Statistics show that cardiovascular diseases in adulthood affect men to a greater extent. Women under 50 years of age are much less susceptible to cardiac pathologies. However, with the onset of menopause, the incidence of heart disease among women increases. What is the reason for this? How to mitigate risks?
Female sex hormones and women’s health
Hormones are a necessary component of the human body, largely determining the nature of the processes taking place in it: from the development and work of various organs and systems to the formation of mood and the manifestation of feelings. Sex hormones not only ensure human puberty and the normal functioning of the reproductive system, but also perform other important tasks.

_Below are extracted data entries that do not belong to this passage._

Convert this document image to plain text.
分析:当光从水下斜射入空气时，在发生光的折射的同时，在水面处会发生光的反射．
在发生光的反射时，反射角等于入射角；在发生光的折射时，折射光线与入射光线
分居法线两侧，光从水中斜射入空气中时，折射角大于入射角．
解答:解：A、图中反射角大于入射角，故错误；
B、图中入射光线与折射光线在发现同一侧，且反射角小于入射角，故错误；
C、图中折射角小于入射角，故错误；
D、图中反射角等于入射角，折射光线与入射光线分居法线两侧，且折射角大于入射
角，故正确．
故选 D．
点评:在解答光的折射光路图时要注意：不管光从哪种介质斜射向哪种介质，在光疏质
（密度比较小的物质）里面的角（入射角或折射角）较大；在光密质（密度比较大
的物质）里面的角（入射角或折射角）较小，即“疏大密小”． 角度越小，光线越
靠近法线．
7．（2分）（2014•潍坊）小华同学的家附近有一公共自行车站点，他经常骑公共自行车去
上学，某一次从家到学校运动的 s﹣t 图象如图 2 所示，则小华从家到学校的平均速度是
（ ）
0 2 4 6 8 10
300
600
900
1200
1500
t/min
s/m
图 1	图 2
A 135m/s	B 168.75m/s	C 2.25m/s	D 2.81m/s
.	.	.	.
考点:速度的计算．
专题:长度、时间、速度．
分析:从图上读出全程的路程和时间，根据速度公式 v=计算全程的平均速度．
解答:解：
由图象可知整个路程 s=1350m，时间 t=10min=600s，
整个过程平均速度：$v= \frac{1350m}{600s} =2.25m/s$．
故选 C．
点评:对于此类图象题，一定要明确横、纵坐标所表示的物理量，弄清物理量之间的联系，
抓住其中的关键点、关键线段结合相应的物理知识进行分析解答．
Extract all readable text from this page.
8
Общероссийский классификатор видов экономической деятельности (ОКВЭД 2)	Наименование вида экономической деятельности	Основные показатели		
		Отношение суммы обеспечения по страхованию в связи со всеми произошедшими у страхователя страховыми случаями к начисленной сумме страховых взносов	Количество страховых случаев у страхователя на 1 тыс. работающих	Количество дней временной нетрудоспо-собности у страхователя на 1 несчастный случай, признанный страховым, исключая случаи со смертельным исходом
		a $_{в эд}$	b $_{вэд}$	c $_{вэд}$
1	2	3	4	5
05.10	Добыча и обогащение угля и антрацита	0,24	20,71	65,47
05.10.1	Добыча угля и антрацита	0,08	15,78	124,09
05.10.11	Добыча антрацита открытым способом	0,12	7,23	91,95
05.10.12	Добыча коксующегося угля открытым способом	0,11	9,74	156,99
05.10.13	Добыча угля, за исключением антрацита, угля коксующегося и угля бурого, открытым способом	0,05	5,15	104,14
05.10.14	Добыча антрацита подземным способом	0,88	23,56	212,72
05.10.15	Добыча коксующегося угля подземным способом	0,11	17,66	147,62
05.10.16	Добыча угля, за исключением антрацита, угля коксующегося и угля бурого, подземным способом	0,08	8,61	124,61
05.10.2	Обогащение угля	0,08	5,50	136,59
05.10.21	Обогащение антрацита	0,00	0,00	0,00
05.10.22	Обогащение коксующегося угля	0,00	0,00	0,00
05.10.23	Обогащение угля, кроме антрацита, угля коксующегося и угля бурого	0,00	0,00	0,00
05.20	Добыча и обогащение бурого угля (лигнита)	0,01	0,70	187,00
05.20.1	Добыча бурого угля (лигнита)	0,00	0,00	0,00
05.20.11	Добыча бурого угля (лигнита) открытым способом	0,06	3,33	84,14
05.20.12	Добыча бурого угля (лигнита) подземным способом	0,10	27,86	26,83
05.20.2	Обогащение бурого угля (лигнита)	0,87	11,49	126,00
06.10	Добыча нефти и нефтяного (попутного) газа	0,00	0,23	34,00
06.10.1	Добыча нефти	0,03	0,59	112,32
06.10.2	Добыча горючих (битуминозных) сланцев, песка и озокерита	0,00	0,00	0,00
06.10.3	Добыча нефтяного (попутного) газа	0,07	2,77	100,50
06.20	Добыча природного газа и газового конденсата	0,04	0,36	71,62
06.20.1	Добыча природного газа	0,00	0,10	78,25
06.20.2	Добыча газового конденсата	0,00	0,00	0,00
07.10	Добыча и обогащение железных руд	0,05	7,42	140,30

Female sex hormones, the most important of which are estrogens and progesterone, in addition to their direct functions, are involved in processes such as:
- lipid metabolism (maintaining normal cholesterol levels, prevent atherosclerosis);
- water-salt metabolism;
- the growth of bone tissue and ensuring its strength;
- maintaining healthy skin, mucous membranes and hair;
- the functioning of the nervous system.
Many organs (heart, brain, liver, bladder, etc.) contain receptors through which sex hormones regulate their work.
Menopause and cardiovascular health
During the period of extinction of reproductive function (menopause or menopause), changes occur in the work of all systems of the woman’s body. First of all, bones, heart and blood vessels are affected. The increase in cardiovascular diseases at this stage is explained by a gradual decrease in the production of sex hormones and a violation of the processes taking place in the body, in ensuring the normal course of which these hormones are involved.
A decrease in the amount of estrogen negatively affects cholesterol metabolism. It has been experimentally proven that during menopause, the amount of low density lipoproteins (“bad” cholesterol) increases from 10 to 16%, the level of total cholesterol increases by 6-9%, and the concentration of triglycerides (fats) – on average by 11%, which significantly increases the risk of developing atherosclerosis and coronary heart disease.
Violation of lipid metabolism contributes to the increased growth of adipose tissue, which is one of the main risk factors for type 2 diabetes, in the presence of which cardiovascular diseases are recorded 2-5 times more often. Thus, 80% of diabetic patients suffer from arterial hypertension, 12-22% – chronic heart failure.
The cessation of menstruation in menopause promotes thickening of the blood, which creates the preconditions for increased thrombus formation.
Estrogens affect the functioning of the central and autonomic nervous systems. Due to a violation of the conduction of a nerve impulse due to a deficiency of these hormones, vascular malfunctions occur. Their spasm causes, in particular, discomfort in the region of the heart, angina pectoris. Vascular spasm also leads to an increase in blood pressure.
Disturbances in the work of the autonomic nervous system affect the rhythm of the heart, which can manifest itself in an increased heartbeat, tachycardia attacks or interruptions in the work of the heart.
Prevention of heart disease during menopause
Menopause (menopause) is a natural stage in a woman’s life. But since hormonal changes are a serious burden on the body and affects the work of all its systems, it is necessary at this time to carefully and carefully treat your health. This attitude presupposes, first of all, regular preventive examinations by a gynecologist and therapist, if necessary, seeking advice from other specialists: an endocrinologist, cardiologist, neuropathologist, psychotherapist.
It is very important to maintain the health of the heart and blood vessels in this difficult period to lead a correct lifestyle, for which it is necessary:
- rationally alternate loads and rest, do not overwork;
- sleep at least 8-9 hours, do not stay up late;
- pay attention to feasible physical activity, in no case overloading yourself;
- it can be walking or cycling, swimming, dancing, gardening, light morning exercises;
- spend as much time as possible in the fresh air (optimally – 2 hours a day);
- give up bad habits: smoking, alcohol abuse, coffee, energy drinks;
- avoid stress.
Prevention of diseases of the cardiovascular system involves adherence to certain dietary rules. From the diet during this period, it is better to exclude or significantly limit fatty, fried, salty foods, the so-called fast carbohydrates (rich pastries and sweets), ready-made store food.
Preference should be given to low-calorie foods rich in fiber, vitamins, macro- and microelements (vegetables, fruits, legumes, cereals). Fish (especially fatty varieties), seafood and vegetable oils (except palm) are very useful for the heart. The diet must include proteins. It can be lean meats and poultry, rabbit, fish, nuts, seeds, milk, eggs. Meals should be complete, balanced, regular, but without overeating.
During menopause, a woman’s body also needs an increased amount of vitamins. To protect the heart, any multivitamin preparations containing vitamins A, C, B, E, D and other components are suitable. They have a beneficial effect on the state of the heart and blood vessels, increase the adaptive capabilities of the body. Most effective at the beginning of menopause.